HACE TRES AÑOS Beristaín obtuvo el triunfo con 39 mil 439 votos y su más cercana contrincante —Cristina Torres postulada por la coalición PAN-PRD-MC— 36 mil 363 sufragios; una diferencia de 3 mil 76 que han hecho creer falsamente a la alcaldesa con licencia que le van a volver ayudar esta ocasión que busca la reelección, en medio de una amplia inconformidad social que ha dejado el mal manejo de la administración municipal.

SU CANDIDATURA, dicen sus más cercanos aduladores, se la debe directamente a su ¡a-mi-go! el Presidente de México Andrés Manuel López Obrador, en reconocimiento al buen desempeño que no han sabido admitir los “enemigos” de Solidaridad (¡El Municipio Soy Yo!), que buscan a toda costa que el viejo régimen regrese al poder. “No puede haber pueblo pobre con gobierno rico”, así de marxistas-leninistas andan los operadores de la Beristain. 

PERO SÓLO es en el discurso porque en los hechos la primera administración municipal morenista ha seguido reproduciendo los mismos esquemas de corrupción del pasado, con todo lo relacionado a la tramitología administrativa, que van desde permisos, contratos, licitaciones, comisiones, impuestos, derechos, sanciones, multas, decomisos, todo mecanismo del poder que sirva para transar o sacar moches.
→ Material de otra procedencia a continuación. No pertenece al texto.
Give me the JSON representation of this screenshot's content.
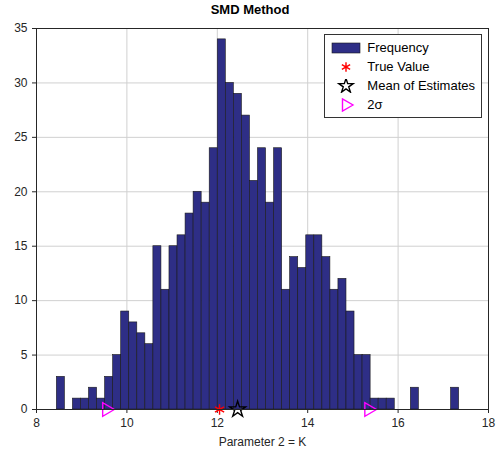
{
  "chart_data": {
    "type": "histogram",
    "title": "SMD Method",
    "x_label": "Parameter 2 = K",
    "bins": [
      8.45,
      8.628,
      8.806,
      8.984,
      9.162,
      9.34,
      9.518,
      9.696,
      9.874,
      10.052,
      10.23,
      10.408,
      10.586,
      10.764,
      10.942,
      11.12,
      11.298,
      11.476,
      11.654,
      11.832,
      12.01,
      12.188,
      12.366,
      12.544,
      12.722,
      12.9,
      13.078,
      13.256,
      13.434,
      13.612,
      13.79,
      13.968,
      14.146,
      14.324,
      14.502,
      14.68,
      14.858,
      15.036,
      15.214,
      15.392,
      15.57,
      15.748,
      15.926,
      16.104,
      16.282,
      16.46,
      16.638,
      16.816,
      16.994,
      17.172,
      17.35
    ],
    "series": [
      {
        "name": "Frequency",
        "type": "histogram",
        "color": "#2e2e86",
        "values": [
          3,
          0,
          1,
          1,
          2,
          1,
          3,
          5,
          9,
          8,
          7,
          6,
          15,
          11,
          15,
          16,
          18,
          20,
          19,
          24,
          34,
          30,
          29,
          27,
          21,
          24,
          19,
          24,
          11,
          14,
          13,
          16,
          16,
          14,
          11,
          12,
          9,
          5,
          5,
          1,
          1,
          1,
          0,
          0,
          2,
          0,
          0,
          0,
          0,
          2
        ]
      },
      {
        "name": "True Value",
        "type": "scatter",
        "marker": "asterisk",
        "color": "#ff0000",
        "x": [
          12.05
        ],
        "values": [
          0
        ]
      },
      {
        "name": "Mean of Estimates",
        "type": "scatter",
        "marker": "hexagram",
        "color": "#000000",
        "x": [
          12.45
        ],
        "values": [
          0
        ]
      },
      {
        "name": "2σ",
        "type": "scatter",
        "marker": "triangle-right",
        "color": "#ff00ff",
        "x": [
          9.55,
          15.35
        ],
        "values": [
          0,
          0
        ]
      }
    ],
    "xlim": [
      8,
      18
    ],
    "xticks": [
      8,
      10,
      12,
      14,
      16,
      18
    ],
    "ylim": [
      0,
      35
    ],
    "yticks": [
      0,
      5,
      10,
      15,
      20,
      25,
      30,
      35
    ],
    "grid": true,
    "legend": "top-right"
  }
}
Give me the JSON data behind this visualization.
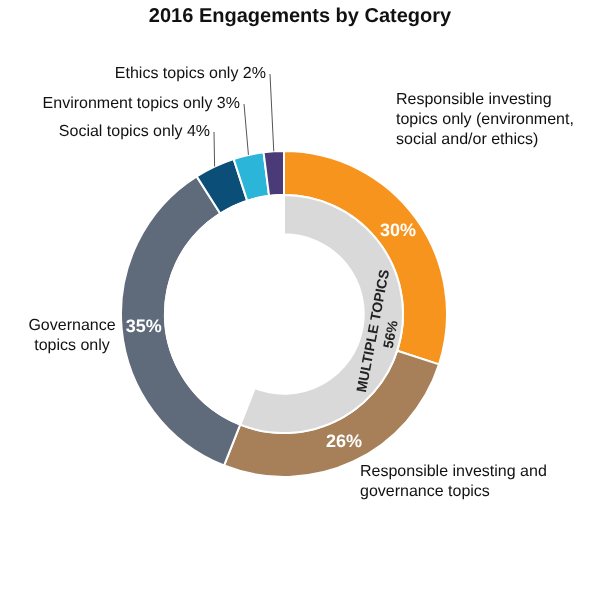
{
  "chart_data": [
    {
      "type": "donut",
      "title": "2016 Engagements by Category",
      "categories": [
        "Responsible investing topics only (environment, social and/or ethics)",
        "Responsible investing and governance topics",
        "Governance topics only",
        "Social topics only 4%",
        "Environment topics only 3%",
        "Ethics topics only 2%"
      ],
      "values": [
        30,
        26,
        35,
        4,
        3,
        2
      ],
      "colors": [
        "#f7941d",
        "#a7805a",
        "#5f6b7a",
        "#0b4f79",
        "#2bb5d8",
        "#4b3a78"
      ],
      "value_labels": [
        "30%",
        "26%",
        "35%",
        null,
        null,
        null
      ],
      "legend": false
    },
    {
      "type": "donut",
      "categories": [
        "MULTIPLE TOPICS",
        null
      ],
      "values": [
        56,
        44
      ],
      "colors": [
        "#d9d9d9",
        "#ffffff"
      ],
      "value_labels": [
        "56%",
        null
      ],
      "legend": false
    }
  ]
}
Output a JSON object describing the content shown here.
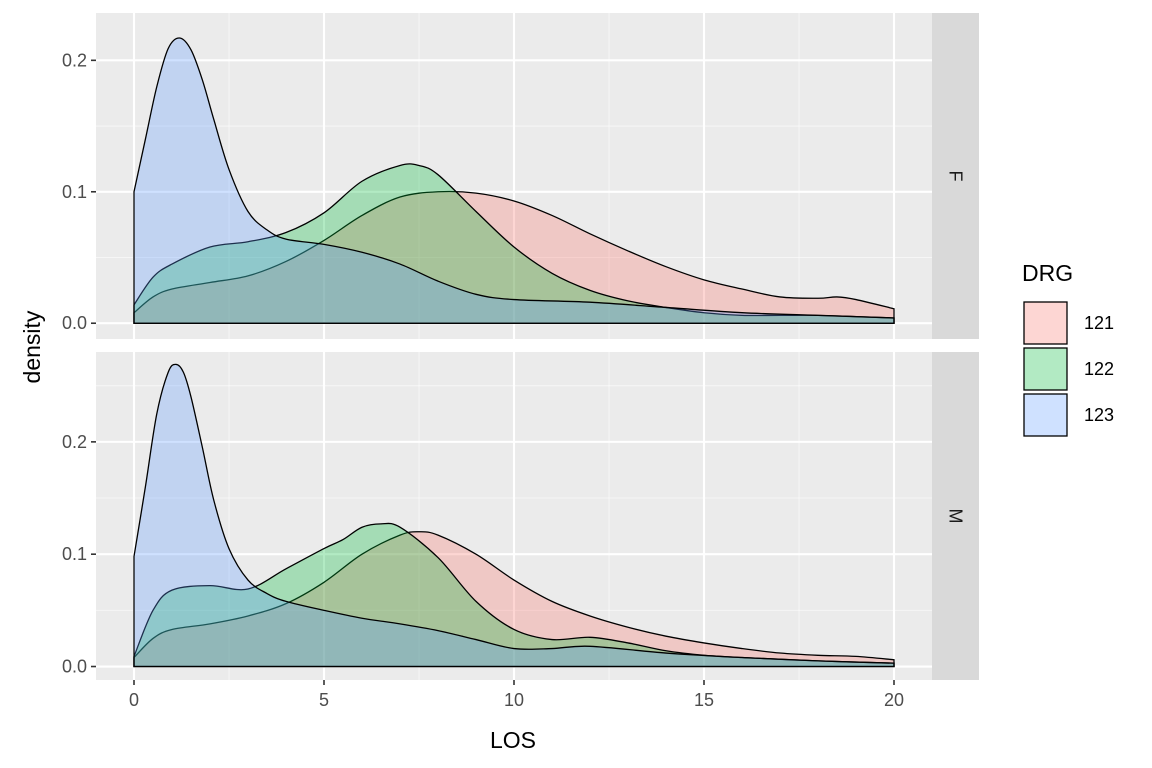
{
  "chart_data": {
    "type": "area",
    "subtype": "density",
    "xlabel": "LOS",
    "ylabel": "density",
    "xlim": [
      -1,
      21
    ],
    "x_ticks": [
      0,
      5,
      10,
      15,
      20
    ],
    "x_tick_labels": [
      "0",
      "5",
      "10",
      "15",
      "20"
    ],
    "y_ticks": [
      0.0,
      0.1,
      0.2
    ],
    "y_tick_labels": [
      "0.0",
      "0.1",
      "0.2"
    ],
    "legend": {
      "title": "DRG",
      "position": "right",
      "entries": [
        {
          "label": "121",
          "color": "#F8766D"
        },
        {
          "label": "122",
          "color": "#00BA38"
        },
        {
          "label": "123",
          "color": "#619CFF"
        }
      ]
    },
    "facets": [
      {
        "label": "F",
        "ylim": [
          -0.012,
          0.236
        ],
        "series": [
          {
            "name": "121",
            "color": "#F8766D",
            "x": [
              0,
              0.5,
              1,
              2,
              3,
              4,
              5,
              6,
              7,
              8,
              9,
              10,
              11,
              12,
              13,
              14,
              15,
              16,
              17,
              18,
              18.5,
              19,
              20
            ],
            "y": [
              0.008,
              0.02,
              0.026,
              0.031,
              0.036,
              0.047,
              0.063,
              0.082,
              0.096,
              0.1,
              0.099,
              0.093,
              0.082,
              0.068,
              0.055,
              0.043,
              0.033,
              0.026,
              0.02,
              0.019,
              0.02,
              0.018,
              0.011
            ]
          },
          {
            "name": "122",
            "color": "#00BA38",
            "x": [
              0,
              0.5,
              1,
              2,
              3,
              4,
              5,
              6,
              7,
              7.5,
              8,
              9,
              10,
              11,
              12,
              13,
              14,
              15,
              16,
              17,
              18,
              19,
              20
            ],
            "y": [
              0.014,
              0.035,
              0.045,
              0.058,
              0.062,
              0.069,
              0.084,
              0.108,
              0.12,
              0.12,
              0.113,
              0.085,
              0.058,
              0.038,
              0.025,
              0.017,
              0.012,
              0.008,
              0.006,
              0.006,
              0.006,
              0.005,
              0.004
            ]
          },
          {
            "name": "123",
            "color": "#619CFF",
            "x": [
              0,
              0.3,
              0.6,
              0.9,
              1.2,
              1.5,
              1.8,
              2.1,
              2.5,
              3,
              3.5,
              4,
              5,
              6,
              7,
              8,
              9,
              10,
              12,
              14,
              16,
              18,
              20
            ],
            "y": [
              0.1,
              0.14,
              0.18,
              0.209,
              0.217,
              0.208,
              0.185,
              0.155,
              0.117,
              0.085,
              0.071,
              0.064,
              0.06,
              0.054,
              0.045,
              0.032,
              0.022,
              0.018,
              0.016,
              0.012,
              0.008,
              0.006,
              0.004
            ]
          }
        ]
      },
      {
        "label": "M",
        "ylim": [
          -0.012,
          0.28
        ],
        "series": [
          {
            "name": "121",
            "color": "#F8766D",
            "x": [
              0,
              0.5,
              1,
              2,
              3,
              4,
              5,
              6,
              7,
              7.5,
              8,
              9,
              10,
              11,
              12,
              13,
              14,
              15,
              16,
              17,
              18,
              19,
              20
            ],
            "y": [
              0.008,
              0.025,
              0.033,
              0.038,
              0.045,
              0.056,
              0.075,
              0.1,
              0.117,
              0.12,
              0.117,
              0.1,
              0.077,
              0.058,
              0.045,
              0.035,
              0.027,
              0.021,
              0.016,
              0.012,
              0.01,
              0.009,
              0.006
            ]
          },
          {
            "name": "122",
            "color": "#00BA38",
            "x": [
              0,
              0.5,
              1,
              2,
              3,
              4,
              5,
              5.5,
              6,
              6.5,
              7,
              8,
              9,
              10,
              11,
              12,
              13,
              14,
              15,
              16,
              18,
              20
            ],
            "y": [
              0.009,
              0.05,
              0.068,
              0.072,
              0.069,
              0.087,
              0.105,
              0.113,
              0.124,
              0.127,
              0.124,
              0.097,
              0.058,
              0.033,
              0.024,
              0.026,
              0.021,
              0.014,
              0.01,
              0.008,
              0.005,
              0.003
            ]
          },
          {
            "name": "123",
            "color": "#619CFF",
            "x": [
              0,
              0.3,
              0.6,
              0.9,
              1.1,
              1.3,
              1.5,
              1.8,
              2.1,
              2.5,
              3,
              3.5,
              4,
              5,
              6,
              7,
              8,
              9,
              10,
              11,
              12,
              14,
              16,
              18,
              20
            ],
            "y": [
              0.098,
              0.16,
              0.225,
              0.262,
              0.269,
              0.262,
              0.24,
              0.195,
              0.148,
              0.105,
              0.077,
              0.065,
              0.058,
              0.05,
              0.043,
              0.038,
              0.032,
              0.024,
              0.016,
              0.016,
              0.018,
              0.012,
              0.008,
              0.005,
              0.003
            ]
          }
        ]
      }
    ]
  }
}
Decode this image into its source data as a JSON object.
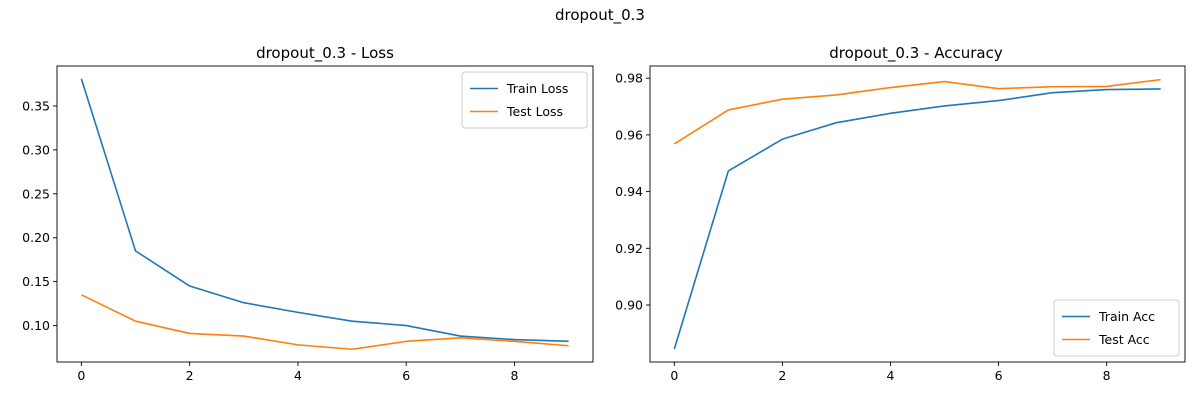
{
  "figure": {
    "title": "dropout_0.3"
  },
  "chart_data": [
    {
      "type": "line",
      "title": "dropout_0.3 - Loss",
      "xlabel": "",
      "ylabel": "",
      "x": [
        0,
        1,
        2,
        3,
        4,
        5,
        6,
        7,
        8,
        9
      ],
      "xlim": [
        -0.45,
        9.45
      ],
      "ylim": [
        0.0585,
        0.3955
      ],
      "xticks": [
        0,
        2,
        4,
        6,
        8
      ],
      "yticks": [
        0.1,
        0.15,
        0.2,
        0.25,
        0.3,
        0.35
      ],
      "ytick_decimals": 2,
      "grid": false,
      "legend_position": "top-right",
      "series": [
        {
          "name": "Train Loss",
          "color": "#1f77b4",
          "values": [
            0.381,
            0.185,
            0.145,
            0.126,
            0.115,
            0.105,
            0.1,
            0.088,
            0.084,
            0.082
          ]
        },
        {
          "name": "Test Loss",
          "color": "#ff7f0e",
          "values": [
            0.135,
            0.105,
            0.091,
            0.088,
            0.078,
            0.073,
            0.082,
            0.086,
            0.082,
            0.077
          ]
        }
      ]
    },
    {
      "type": "line",
      "title": "dropout_0.3 - Accuracy",
      "xlabel": "",
      "ylabel": "",
      "x": [
        0,
        1,
        2,
        3,
        4,
        5,
        6,
        7,
        8,
        9
      ],
      "xlim": [
        -0.45,
        9.45
      ],
      "ylim": [
        0.8799,
        0.9843
      ],
      "xticks": [
        0,
        2,
        4,
        6,
        8
      ],
      "yticks": [
        0.9,
        0.92,
        0.94,
        0.96,
        0.98
      ],
      "ytick_decimals": 2,
      "grid": false,
      "legend_position": "bottom-right",
      "series": [
        {
          "name": "Train Acc",
          "color": "#1f77b4",
          "values": [
            0.8845,
            0.9473,
            0.9585,
            0.9643,
            0.9676,
            0.9702,
            0.9721,
            0.9749,
            0.976,
            0.9762
          ]
        },
        {
          "name": "Test Acc",
          "color": "#ff7f0e",
          "values": [
            0.9568,
            0.9688,
            0.9726,
            0.9741,
            0.9767,
            0.9788,
            0.9763,
            0.977,
            0.9771,
            0.9795
          ]
        }
      ]
    }
  ]
}
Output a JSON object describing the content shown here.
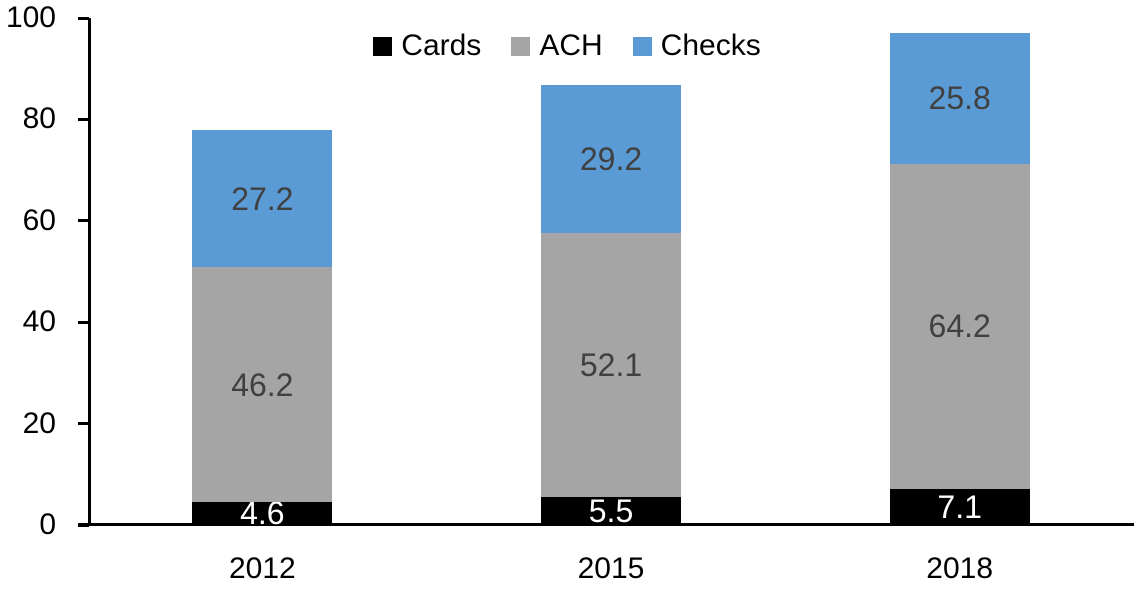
{
  "chart_data": {
    "type": "bar",
    "stacked": true,
    "title": "",
    "xlabel": "",
    "ylabel": "",
    "categories": [
      "2012",
      "2015",
      "2018"
    ],
    "series": [
      {
        "name": "Cards",
        "color": "#000000",
        "label_color": "#ffffff",
        "values": [
          4.6,
          5.5,
          7.1
        ]
      },
      {
        "name": "ACH",
        "color": "#a5a5a5",
        "label_color": "#404040",
        "values": [
          46.2,
          52.1,
          64.2
        ]
      },
      {
        "name": "Checks",
        "color": "#5b9bd5",
        "label_color": "#404040",
        "values": [
          27.2,
          29.2,
          25.8
        ]
      }
    ],
    "ylim": [
      0,
      100
    ],
    "yticks": [
      0,
      20,
      40,
      60,
      80,
      100
    ],
    "grid": false,
    "legend_position": "top-center",
    "axis_color": "#000000",
    "tick_label_color": "#000000"
  }
}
AL FINAL de toda esta cadena de corrupción los beneficiados como siempre resultaron ser unos cuantos y los perjudicados como siempre son los ciudadanos comunes y corrientes inmersos en la economía formal e informal, los sectores productivos, el comercio, la agricultura, la industria turística que es por excelencia la vocación económica del estado de Quintana Roo por sus bellezas naturales de tibias aguas azules, suave arena blanca y puestas de sol energizantes.

SU GOBIERNO ha sido una disputa de familia, en particular con su hermana mayor Luz María “La Güera” Beristain, quien le reclama haberle enseñado a tocar las puertas y seguir los caminos o atajos para incursionar en la política nacional y estatal; por ende, la silla municipal de Solidaridad también se la debe, a lo que Laura ha respondido que se debe a su buena labor y que no le debe nada a nadie. 

HASTA EN ESO miente la alcaldesa, se la debe a 3 mil 76 votantes que hicieron la diferencia para ganar por un cerrado margen con su más cercana contrincante durante las elecciones municipales de 2018; si este es el capital político que Beristain cree que la va salvar de una contundente derrota, sería mejor empezar a preparar su salida, con buenas cuentas, porque a la morenista le aguarda la solicitud de un juicio político en su contra. 

LOS DETRACTORES de los Beristain (incluido su hermano Juan Carlos) los consideran unos arribistas de la política que sólo llegaron al poder para enriquecerse manejando siempre el discurso de “izquierda”, de protección al desvalido, de ayuda a los más necesitados, pero gastando en costosos viajes internacionales familiares, adquiriendo propiedades de lujo, sin que nadie verifique sus ingresos y sus egresos; hay hasta quienes creen que en realidad la candidatura se la dejaron a Laura para perder y así Morena se pudiera sacudir fácil a la triada tóxica de los Beristain.